🤖 AI Summary
This work addresses the challenge of conversion prediction in online advertising under strict privacy constraints, where only a candidate set of clicks (attribution set) associated with each conversion is observable, without explicit click-to-conversion links. The authors propose the first unbiased loss estimation method tailored to this attribution-set setting, constructing an unbiased estimator of the population risk by leveraging both the structure of attribution sets and prior distributional knowledge. Learning is then performed via empirical risk minimization based on this estimator. The approach is robust to inaccuracies in prior estimation and exhibits improved performance as the informativeness of the prior increases. Experimental results demonstrate that the method significantly outperforms existing heuristic strategies on standard benchmarks, with particularly pronounced gains when attribution sets are large or highly overlapping.
📝 Abstract
We address the problem of training conversion prediction models in advertising domains under privacy constraints, where direct links between ad clicks and conversions are unavailable.
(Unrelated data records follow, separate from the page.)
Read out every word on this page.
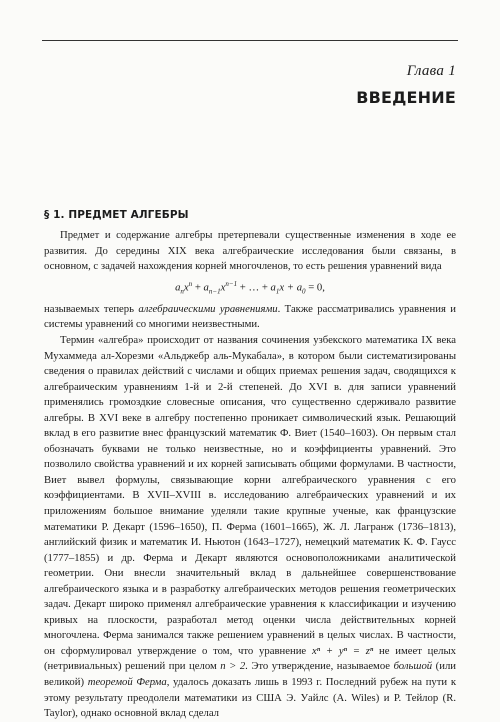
Глава 1
ВВЕДЕНИЕ
§ 1. ПРЕДМЕТ АЛГЕБРЫ

Предмет и содержание алгебры претерпевали существенные изменения в ходе ее развития. До середины XIX века алгебраические исследования были связаны, в основном, с задачей нахождения корней многочленов, то есть решения уравнений вида

$a_nx^n + a_{n-1}x^{n-1}$ + … + $a_1x + a_0 = 0$,

называемых теперь алгебраическими уравнениями. Также рассматривались уравнения и системы уравнений со многими неизвестными.

Термин «алгебра» происходит от названия сочинения узбекского математика IX века Мухаммеда ал-Хорезми «Альджебр аль-Мукабала», в котором были систематизированы сведения о правилах действий с числами и общих приемах решения задач, сводящихся к алгебраическим уравнениям 1-й и 2-й степеней. До XVI в. для записи уравнений применялись громоздкие словесные описания, что существенно сдерживало развитие алгебры. В XVI веке в алгебру постепенно проникает символический язык. Решающий вклад в его развитие внес французский математик Ф. Виет (1540–1603). Он первым стал обозначать буквами не только неизвестные, но и коэффициенты уравнений. Это позволило свойства уравнений и их корней записывать общими формулами. В частности, Виет вывел формулы, связывающие корни алгебраического уравнения с его коэффициентами. В XVII–XVIII в. исследованию алгебраических уравнений и их приложениям большое внимание уделяли такие крупные ученые, как французские математики Р. Декарт (1596–1650), П. Ферма (1601–1665), Ж. Л. Лагранж (1736–1813), английский физик и математик И. Ньютон (1643–1727), немецкий математик К. Ф. Гаусс (1777–1855) и др. Ферма и Декарт являются основоположниками аналитической геометрии. Они внесли значительный вклад в дальнейшее совершенствование алгебраического языка и в разработку алгебраических методов решения геометрических задач. Декарт широко применял алгебраические уравнения к классификации и изучению кривых на плоскости, разработал метод оценки числа действительных корней многочлена. Ферма занимался также решением уравнений в целых числах. В частности, он сформулировал утверждение о том, что уравнение xⁿ + yⁿ = zⁿ не имеет целых (нетривиальных) решений при целом n > 2. Это утверждение, называемое большой (или великой) теоремой Ферма, удалось доказать лишь в 1993 г. Последний рубеж на пути к этому результату преодолели математики из США Э. Уайлс (A. Wiles) и Р. Тейлор (R. Taylor), однако основной вклад сделал
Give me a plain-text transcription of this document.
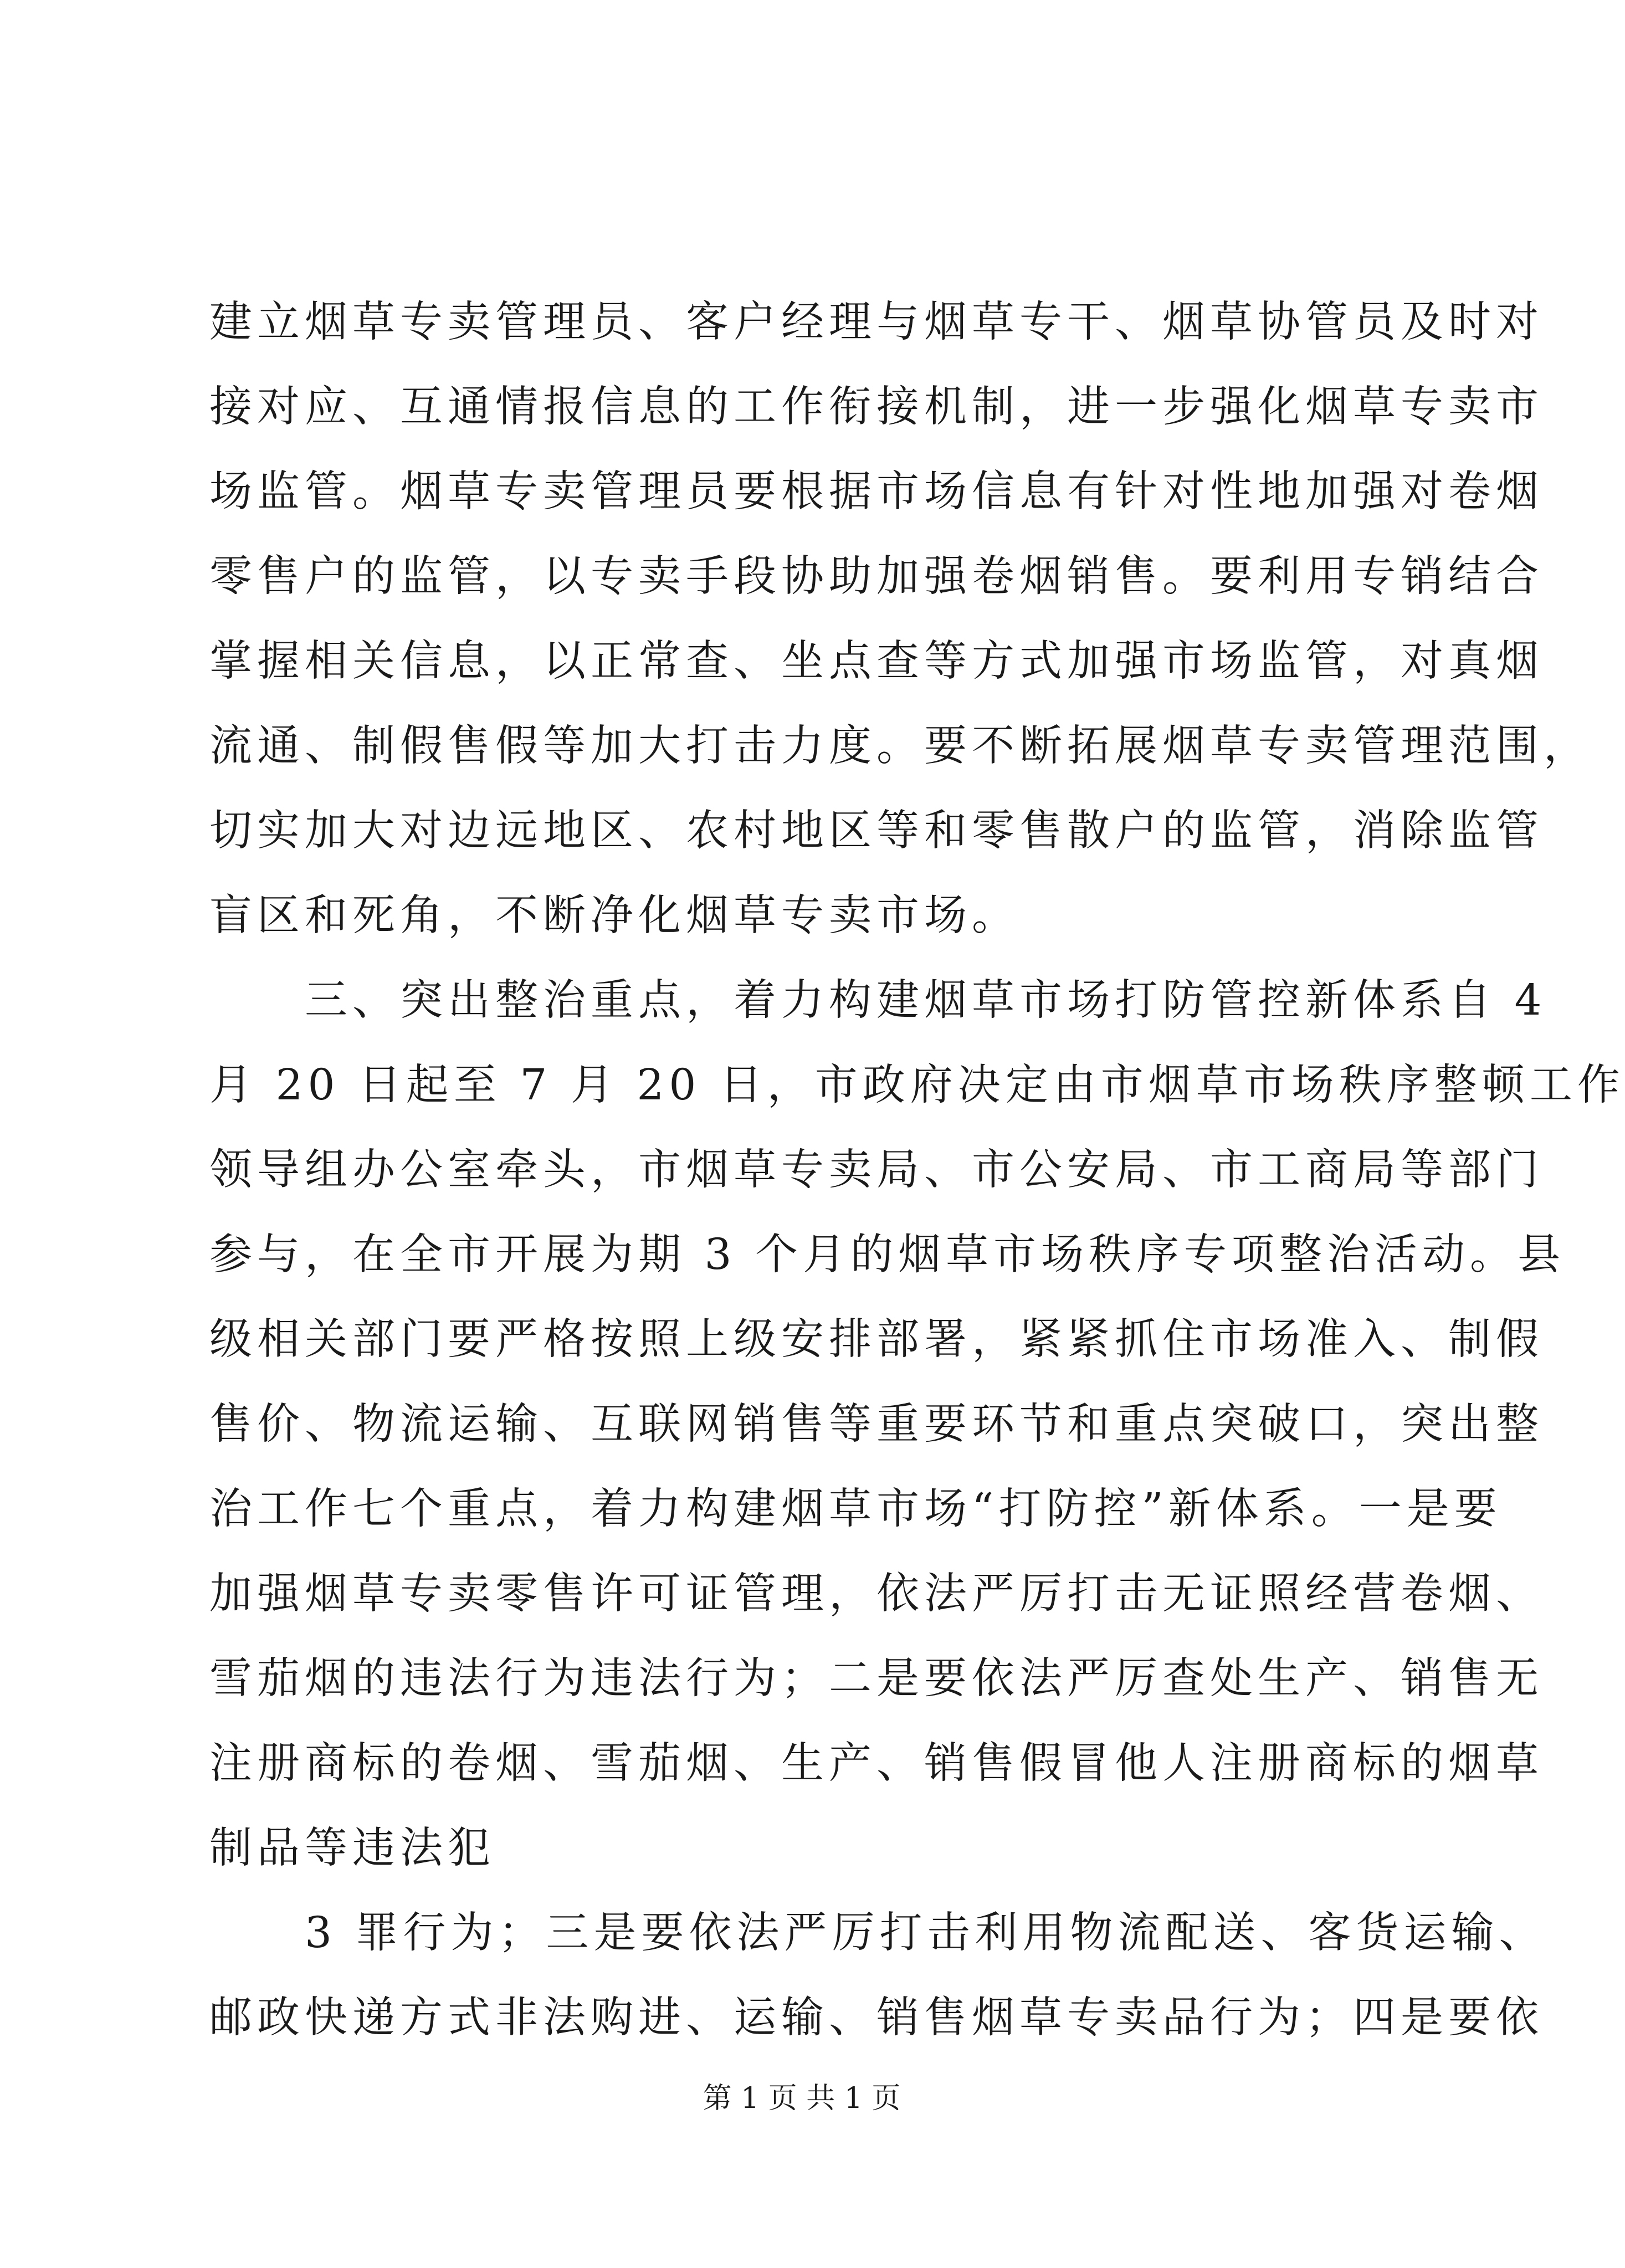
建立烟草专卖管理员、客户经理与烟草专干、烟草协管员及时对
接对应、互通情报信息的工作衔接机制，进一步强化烟草专卖市
场监管。烟草专卖管理员要根据市场信息有针对性地加强对卷烟
零售户的监管，以专卖手段协助加强卷烟销售。要利用专销结合
掌握相关信息，以正常查、坐点查等方式加强市场监管，对真烟
流通、制假售假等加大打击力度。要不断拓展烟草专卖管理范围，
切实加大对边远地区、农村地区等和零售散户的监管，消除监管
盲区和死角，不断净化烟草专卖市场。
　　三、突出整治重点，着力构建烟草市场打防管控新体系自 4
月 20 日起至 7 月 20 日，市政府决定由市烟草市场秩序整顿工作
领导组办公室牵头，市烟草专卖局、市公安局、市工商局等部门
参与，在全市开展为期 3 个月的烟草市场秩序专项整治活动。县
级相关部门要严格按照上级安排部署，紧紧抓住市场准入、制假
售价、物流运输、互联网销售等重要环节和重点突破口，突出整
治工作七个重点，着力构建烟草市场“打防控”新体系。一是要
加强烟草专卖零售许可证管理，依法严厉打击无证照经营卷烟、
雪茄烟的违法行为违法行为；二是要依法严厉查处生产、销售无
注册商标的卷烟、雪茄烟、生产、销售假冒他人注册商标的烟草
制品等违法犯
　　3 罪行为；三是要依法严厉打击利用物流配送、客货运输、
邮政快递方式非法购进、运输、销售烟草专卖品行为；四是要依
第 1 页 共 1 页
Motivated by privacy-preserving browser APIs and the deprecation of third-party cookies, we study a setting where the learner observes a sequence of clicks and a sequence of conversions, but can only link a conversion to a set of candidate clicks (an attribution set) rather than a unique source. We formalize this as learning from attribution sets generated by an oblivious adversary equipped with a prior distribution over the candidates. Despite the lack of explicit labels, we construct an unbiased estimator of the population loss from these coarse signals via a novel approach. Leveraging this estimator, we show that Empirical Risk Minimization achieves generalization guarantees that scale with the informativeness of the prior and is also robust against estimation errors in the prior, despite complex dependencies among attribution sets. Simple empirical evaluations on standard datasets suggest our unbiased approach significantly outperforms common industry heuristics, particularly in regimes where attribution sets are large or overlapping.